El Tribunal Federal del Trabajo criticó el fallo anterior. Decidió que los empleados pueden ser despedidos sin previo aviso si hacen declaraciones públicas inhumanas. Según ZDF, la confidencialidad de las declaraciones depende tanto del tipo de noticia como del tamaño del grupo. El tribunal devolvió el caso al tribunal inferior para una mayor investigación. El tribunal inferior debería reexaminar el contenido de los mensajes, así como el tamaño y los miembros del grupo de chat. Aún no está claro a qué conclusión llegará el tribunal. Lo que es seguro, sin embargo, es que este caso plantea importantes cuestiones sobre la privacidad y la libertad de expresión en el lugar de trabajo.
Otro ejemplo
En otro caso, un responsable técnico de una asociación especializada en ayuda a refugiados intercambió mensajes con dos compañeros en un grupo confidencial de WhatsApp. Sorprendentemente, los registros del chat terminaron en manos de la asociación, que descubrió que el director técnico hacía comentarios despectivos y xenófobos sobre los refugiados, como informa anwalt.de en un artículo online. Después de que estos comentarios se filtraran a la prensa, se desató un debate público.
Ante estos polémicos comentarios, el club se vio obligado a despedir al director técnico. Sin embargo, el gerente consideró que se cuestionaban sus comunicaciones privadas y su libertad de expresión y presentó una demanda de protección contra el despido, según informa anwalt.de. La asociación alegó ante el tribunal que la gravedad de las declaraciones justificaba el despido y sugirió poner fin a la relación laboral a cambio de una indemnización por despido si el tribunal no estaba de acuerdo.

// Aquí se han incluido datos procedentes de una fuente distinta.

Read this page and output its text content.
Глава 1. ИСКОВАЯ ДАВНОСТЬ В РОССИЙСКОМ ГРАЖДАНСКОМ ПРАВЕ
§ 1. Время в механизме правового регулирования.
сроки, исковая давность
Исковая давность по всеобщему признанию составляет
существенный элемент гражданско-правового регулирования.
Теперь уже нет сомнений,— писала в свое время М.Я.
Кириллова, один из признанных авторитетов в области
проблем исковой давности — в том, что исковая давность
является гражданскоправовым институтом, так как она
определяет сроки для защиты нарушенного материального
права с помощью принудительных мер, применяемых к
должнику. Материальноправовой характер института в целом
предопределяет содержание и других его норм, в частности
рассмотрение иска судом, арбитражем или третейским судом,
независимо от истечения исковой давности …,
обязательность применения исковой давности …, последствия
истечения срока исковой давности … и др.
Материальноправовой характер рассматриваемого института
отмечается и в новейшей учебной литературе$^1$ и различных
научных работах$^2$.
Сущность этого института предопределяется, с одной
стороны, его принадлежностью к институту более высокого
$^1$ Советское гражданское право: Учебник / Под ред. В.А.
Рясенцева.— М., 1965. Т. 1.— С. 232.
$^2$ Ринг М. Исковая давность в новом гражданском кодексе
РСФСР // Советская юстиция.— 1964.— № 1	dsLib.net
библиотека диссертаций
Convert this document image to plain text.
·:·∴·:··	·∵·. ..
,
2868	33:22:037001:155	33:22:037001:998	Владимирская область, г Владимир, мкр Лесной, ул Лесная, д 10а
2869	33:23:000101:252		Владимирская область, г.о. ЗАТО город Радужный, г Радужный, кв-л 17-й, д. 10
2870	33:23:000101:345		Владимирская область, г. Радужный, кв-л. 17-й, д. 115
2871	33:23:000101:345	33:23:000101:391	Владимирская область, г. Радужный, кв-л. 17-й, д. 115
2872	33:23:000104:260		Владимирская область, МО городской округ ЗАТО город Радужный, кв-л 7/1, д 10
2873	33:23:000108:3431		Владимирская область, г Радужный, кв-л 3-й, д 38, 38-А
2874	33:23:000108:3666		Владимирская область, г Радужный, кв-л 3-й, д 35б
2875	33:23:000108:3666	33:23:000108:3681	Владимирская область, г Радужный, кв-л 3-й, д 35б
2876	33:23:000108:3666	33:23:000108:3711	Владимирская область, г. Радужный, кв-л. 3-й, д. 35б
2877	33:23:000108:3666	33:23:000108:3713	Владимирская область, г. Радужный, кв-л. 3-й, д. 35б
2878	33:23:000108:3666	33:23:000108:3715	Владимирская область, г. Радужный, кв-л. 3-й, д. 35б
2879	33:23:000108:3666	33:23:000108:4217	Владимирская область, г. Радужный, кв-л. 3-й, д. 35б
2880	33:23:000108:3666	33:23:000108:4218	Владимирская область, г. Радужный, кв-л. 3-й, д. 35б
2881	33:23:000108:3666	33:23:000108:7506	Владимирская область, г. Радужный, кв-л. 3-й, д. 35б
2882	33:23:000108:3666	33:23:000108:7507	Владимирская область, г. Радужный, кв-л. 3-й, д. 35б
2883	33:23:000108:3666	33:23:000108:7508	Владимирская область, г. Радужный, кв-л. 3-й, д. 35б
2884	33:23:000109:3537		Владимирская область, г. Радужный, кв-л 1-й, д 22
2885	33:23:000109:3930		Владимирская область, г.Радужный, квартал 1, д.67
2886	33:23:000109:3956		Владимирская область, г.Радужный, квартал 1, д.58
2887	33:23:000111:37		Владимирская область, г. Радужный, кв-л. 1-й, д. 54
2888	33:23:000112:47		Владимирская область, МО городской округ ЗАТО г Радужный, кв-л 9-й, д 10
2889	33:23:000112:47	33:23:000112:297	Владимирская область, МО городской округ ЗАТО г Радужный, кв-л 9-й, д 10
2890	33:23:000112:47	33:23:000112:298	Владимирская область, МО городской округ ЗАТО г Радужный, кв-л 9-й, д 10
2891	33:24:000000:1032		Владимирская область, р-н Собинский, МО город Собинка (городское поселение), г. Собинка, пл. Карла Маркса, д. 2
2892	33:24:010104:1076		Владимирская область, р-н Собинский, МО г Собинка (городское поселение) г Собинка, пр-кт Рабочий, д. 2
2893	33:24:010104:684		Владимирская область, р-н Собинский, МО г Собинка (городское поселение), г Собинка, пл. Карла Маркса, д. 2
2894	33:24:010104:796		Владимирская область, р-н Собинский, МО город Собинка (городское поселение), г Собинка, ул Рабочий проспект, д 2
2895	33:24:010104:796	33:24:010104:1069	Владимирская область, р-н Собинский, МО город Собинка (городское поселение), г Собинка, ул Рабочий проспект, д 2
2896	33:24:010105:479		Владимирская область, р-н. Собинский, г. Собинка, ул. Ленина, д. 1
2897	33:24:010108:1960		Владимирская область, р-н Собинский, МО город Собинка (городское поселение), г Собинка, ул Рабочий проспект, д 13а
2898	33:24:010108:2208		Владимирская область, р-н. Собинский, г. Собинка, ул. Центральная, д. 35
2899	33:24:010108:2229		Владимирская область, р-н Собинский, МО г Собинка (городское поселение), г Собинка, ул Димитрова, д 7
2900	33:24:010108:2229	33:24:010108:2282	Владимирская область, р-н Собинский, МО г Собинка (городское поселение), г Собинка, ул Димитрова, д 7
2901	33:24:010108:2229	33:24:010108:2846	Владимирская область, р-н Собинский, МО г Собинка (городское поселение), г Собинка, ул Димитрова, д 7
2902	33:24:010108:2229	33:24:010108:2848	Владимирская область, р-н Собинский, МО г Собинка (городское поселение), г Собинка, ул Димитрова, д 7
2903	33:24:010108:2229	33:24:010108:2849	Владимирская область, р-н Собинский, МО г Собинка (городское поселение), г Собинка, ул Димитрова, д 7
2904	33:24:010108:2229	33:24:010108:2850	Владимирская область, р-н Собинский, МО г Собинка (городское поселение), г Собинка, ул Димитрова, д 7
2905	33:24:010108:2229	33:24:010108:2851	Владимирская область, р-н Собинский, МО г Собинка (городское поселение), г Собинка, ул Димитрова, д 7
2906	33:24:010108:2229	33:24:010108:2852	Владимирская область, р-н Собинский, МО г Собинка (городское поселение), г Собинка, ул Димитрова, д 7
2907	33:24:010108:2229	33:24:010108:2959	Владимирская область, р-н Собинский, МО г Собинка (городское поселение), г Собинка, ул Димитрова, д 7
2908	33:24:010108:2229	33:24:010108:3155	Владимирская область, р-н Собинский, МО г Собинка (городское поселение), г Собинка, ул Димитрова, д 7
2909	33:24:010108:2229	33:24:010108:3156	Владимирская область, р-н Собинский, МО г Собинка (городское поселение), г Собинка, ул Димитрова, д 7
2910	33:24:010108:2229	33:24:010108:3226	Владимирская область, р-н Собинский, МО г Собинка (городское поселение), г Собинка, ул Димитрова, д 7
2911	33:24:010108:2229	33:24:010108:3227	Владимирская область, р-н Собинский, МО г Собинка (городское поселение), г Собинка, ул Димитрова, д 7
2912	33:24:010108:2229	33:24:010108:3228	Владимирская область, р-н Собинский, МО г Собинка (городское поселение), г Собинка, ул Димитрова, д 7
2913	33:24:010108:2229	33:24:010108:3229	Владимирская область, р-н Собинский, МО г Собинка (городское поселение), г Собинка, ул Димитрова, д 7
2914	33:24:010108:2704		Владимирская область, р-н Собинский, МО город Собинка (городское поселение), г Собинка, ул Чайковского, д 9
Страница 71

El fallo del Tribunal Laboral del Estado
El Tribunal Laboral del Estado de Berlín-Brandenburgo consideró que el despido era infundado porque los comentarios se hicieron claramente en un contexto privado y el director técnico había supuesto que la conversación sería confidencial, según informa anwalt.de. Sin embargo, se destacó que si bien sus comentarios fueron preocupantes, no afectaron directamente sus deberes profesionales ni la misión de la asociación.
Sin embargo, según informa Rechtsanwalt.de, el GAL reconoció la solicitud de la asociación de rescindir el contrato y concedió al director técnico una indemnización por despido. La razón de esto fue el daño a la reputación de la asociación debido a las declaraciones, lo que podría afectar la futura contratación de personal y las actividades de relaciones públicas, concluye anwalt.de.